Abstract

In recent years it has become apparent that hyperphenylalaninemia in newborn infants may be caused by a variety of defects in the enzyme phenylalanine hydroxylase or by an abnormality in either the enzyme dihydropteridine reductase (DHPR) or the synthesis of dihydrobiopterin (BH2) (Figure). Despite the rarity of the latter conditions1 there are important implications for management in making this diagnosis. It has been suggested that all new cases of hyperphenylalaninemia now be screened for these variants.2 The purpose of the Task Force was to define the feasibility of this course at the present time.
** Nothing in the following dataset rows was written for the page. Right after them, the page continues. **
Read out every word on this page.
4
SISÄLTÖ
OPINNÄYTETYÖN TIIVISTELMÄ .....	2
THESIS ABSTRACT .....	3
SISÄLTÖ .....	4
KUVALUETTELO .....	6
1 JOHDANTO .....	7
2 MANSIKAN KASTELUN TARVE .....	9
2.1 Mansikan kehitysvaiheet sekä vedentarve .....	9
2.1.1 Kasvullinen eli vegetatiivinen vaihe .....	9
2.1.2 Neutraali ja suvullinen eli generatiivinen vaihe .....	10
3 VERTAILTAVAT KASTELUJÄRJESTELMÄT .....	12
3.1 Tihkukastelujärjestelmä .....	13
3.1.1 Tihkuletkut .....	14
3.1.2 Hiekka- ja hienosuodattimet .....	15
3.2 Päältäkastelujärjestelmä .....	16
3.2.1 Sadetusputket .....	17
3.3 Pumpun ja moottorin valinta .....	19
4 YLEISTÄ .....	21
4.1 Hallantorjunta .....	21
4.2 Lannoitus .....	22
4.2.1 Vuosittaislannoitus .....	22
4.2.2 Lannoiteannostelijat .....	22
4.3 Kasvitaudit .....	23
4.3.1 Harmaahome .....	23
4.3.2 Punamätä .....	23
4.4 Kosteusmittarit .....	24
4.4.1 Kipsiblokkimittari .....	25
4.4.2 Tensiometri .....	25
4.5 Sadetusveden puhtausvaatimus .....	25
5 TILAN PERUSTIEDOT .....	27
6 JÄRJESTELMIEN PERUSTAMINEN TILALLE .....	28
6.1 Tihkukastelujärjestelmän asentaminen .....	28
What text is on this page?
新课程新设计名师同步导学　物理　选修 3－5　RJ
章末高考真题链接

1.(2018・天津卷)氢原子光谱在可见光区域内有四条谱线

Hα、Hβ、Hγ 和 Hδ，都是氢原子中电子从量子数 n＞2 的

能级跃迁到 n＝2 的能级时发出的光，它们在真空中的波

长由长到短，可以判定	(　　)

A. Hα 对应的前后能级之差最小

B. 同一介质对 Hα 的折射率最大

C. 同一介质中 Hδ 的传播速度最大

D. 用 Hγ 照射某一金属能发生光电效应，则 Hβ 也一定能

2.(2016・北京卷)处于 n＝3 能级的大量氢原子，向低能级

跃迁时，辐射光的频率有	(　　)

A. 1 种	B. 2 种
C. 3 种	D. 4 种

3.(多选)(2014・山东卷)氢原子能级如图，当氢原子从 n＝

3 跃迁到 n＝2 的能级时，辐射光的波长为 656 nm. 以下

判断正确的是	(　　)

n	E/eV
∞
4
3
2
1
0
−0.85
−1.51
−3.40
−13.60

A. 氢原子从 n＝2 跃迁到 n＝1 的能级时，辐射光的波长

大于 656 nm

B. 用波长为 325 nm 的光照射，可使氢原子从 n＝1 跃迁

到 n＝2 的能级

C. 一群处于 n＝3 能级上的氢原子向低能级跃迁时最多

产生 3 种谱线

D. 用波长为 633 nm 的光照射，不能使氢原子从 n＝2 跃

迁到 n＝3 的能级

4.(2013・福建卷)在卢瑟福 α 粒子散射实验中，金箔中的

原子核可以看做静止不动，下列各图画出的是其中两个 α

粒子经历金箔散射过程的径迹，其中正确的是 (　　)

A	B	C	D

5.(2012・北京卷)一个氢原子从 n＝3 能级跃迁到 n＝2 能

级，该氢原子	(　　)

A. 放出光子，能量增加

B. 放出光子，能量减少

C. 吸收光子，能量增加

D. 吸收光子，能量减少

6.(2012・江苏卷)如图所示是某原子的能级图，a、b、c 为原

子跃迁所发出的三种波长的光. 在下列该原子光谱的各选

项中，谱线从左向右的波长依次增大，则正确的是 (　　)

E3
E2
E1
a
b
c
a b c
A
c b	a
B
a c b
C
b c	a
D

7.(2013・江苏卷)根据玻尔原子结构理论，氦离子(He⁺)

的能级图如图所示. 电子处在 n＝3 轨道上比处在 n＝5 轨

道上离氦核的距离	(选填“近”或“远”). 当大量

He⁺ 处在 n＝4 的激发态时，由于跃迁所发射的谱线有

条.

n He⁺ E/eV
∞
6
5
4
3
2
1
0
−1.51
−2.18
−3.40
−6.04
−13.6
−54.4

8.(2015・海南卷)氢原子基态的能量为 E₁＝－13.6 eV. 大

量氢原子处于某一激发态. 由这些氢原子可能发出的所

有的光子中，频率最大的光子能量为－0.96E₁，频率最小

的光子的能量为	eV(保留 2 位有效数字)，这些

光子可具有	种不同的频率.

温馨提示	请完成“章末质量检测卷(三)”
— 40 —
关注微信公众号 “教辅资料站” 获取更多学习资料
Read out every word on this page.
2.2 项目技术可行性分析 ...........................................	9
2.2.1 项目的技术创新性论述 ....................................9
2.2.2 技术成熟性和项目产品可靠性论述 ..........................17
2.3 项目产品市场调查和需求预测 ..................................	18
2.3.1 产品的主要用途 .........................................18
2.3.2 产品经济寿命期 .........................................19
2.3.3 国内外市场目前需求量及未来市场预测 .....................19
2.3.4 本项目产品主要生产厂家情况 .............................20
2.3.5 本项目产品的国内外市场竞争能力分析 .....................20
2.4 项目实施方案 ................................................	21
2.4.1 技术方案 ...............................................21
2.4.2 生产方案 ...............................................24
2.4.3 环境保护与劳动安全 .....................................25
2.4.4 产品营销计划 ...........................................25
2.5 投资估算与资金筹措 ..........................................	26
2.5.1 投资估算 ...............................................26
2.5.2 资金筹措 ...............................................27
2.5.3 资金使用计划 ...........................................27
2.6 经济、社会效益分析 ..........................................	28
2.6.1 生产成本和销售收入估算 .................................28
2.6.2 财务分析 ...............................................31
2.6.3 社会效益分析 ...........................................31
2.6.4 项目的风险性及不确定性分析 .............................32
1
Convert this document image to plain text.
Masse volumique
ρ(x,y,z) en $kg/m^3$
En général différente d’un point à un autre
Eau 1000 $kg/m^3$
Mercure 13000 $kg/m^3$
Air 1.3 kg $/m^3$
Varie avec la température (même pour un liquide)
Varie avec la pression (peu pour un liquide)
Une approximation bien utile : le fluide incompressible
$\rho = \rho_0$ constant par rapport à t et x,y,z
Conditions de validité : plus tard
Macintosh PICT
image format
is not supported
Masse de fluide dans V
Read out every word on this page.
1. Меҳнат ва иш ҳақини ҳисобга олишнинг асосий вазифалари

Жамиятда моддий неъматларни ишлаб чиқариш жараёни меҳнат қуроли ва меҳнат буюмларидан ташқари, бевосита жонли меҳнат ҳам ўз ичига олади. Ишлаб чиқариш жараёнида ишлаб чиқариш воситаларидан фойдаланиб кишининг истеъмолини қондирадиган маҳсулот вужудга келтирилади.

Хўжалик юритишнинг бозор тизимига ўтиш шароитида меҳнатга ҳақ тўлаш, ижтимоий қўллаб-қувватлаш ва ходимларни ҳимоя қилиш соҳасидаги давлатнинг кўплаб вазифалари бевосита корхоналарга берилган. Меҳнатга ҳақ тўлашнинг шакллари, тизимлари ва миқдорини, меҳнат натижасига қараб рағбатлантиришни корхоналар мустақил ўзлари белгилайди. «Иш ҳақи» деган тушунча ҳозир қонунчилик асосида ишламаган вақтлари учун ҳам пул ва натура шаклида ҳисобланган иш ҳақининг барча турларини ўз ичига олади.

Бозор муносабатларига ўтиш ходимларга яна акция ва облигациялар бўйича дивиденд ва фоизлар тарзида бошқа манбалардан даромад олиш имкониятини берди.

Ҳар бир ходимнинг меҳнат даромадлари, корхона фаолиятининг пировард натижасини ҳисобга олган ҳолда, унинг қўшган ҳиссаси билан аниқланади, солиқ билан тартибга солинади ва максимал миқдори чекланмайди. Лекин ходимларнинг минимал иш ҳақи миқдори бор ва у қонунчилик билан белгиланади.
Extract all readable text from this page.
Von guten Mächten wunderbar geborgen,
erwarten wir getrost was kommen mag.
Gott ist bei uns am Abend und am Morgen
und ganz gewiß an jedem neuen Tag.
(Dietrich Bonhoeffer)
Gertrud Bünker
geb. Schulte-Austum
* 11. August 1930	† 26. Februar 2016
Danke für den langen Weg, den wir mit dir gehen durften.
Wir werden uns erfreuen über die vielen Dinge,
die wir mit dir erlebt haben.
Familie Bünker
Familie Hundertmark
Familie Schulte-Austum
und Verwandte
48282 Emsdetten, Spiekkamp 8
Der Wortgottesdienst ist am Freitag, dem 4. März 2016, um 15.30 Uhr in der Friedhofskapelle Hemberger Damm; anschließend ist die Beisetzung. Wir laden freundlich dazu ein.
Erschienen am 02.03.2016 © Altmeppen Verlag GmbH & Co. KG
BACKGROUND The hepatic system for conversion of phenylalanine to tyrosine is complex and consists of at least two essential enzymes, phenylalanine hydroxylase (catalyzing reaction 1) and dihydropteridine reductase (catalyzing reaction 2), and an essential, nonprotein cofactor, tetrahydrobiopterin3: (1) Phenylalanine + O2 + tetrahydrobiopterin → tyrosine + H2O + quinonoid dihydrobiopterin; (2) nicotinamide adenine dinucleotide (reduced form) + H+ + quinonoid dihydrobiopterin → nicotinamide adenine dinucleotide (oxidized form) + tetrahydrobiopterin. Most cases of hyperphenylalaninemia detected by newborn infant screening programs are caused by deficiencies of phenylalanine hydroxylase ranging from the severe "classic phenylketonuria (PKU)" to the more benign "hyperphenylalaninemic variant." The patients with classic PKU usually respond to a diet low in phenylalanine. However, of the estimated 400 cases of classic PKU detected annually in the United States, up to 3% may show progressive neurologic deterioration despite adequate dietary treatment. The elevated phenylalanine in these infants may be caused by either DHPR deficiency or a deficient synthesis of BH2 or to other still unidentified causes.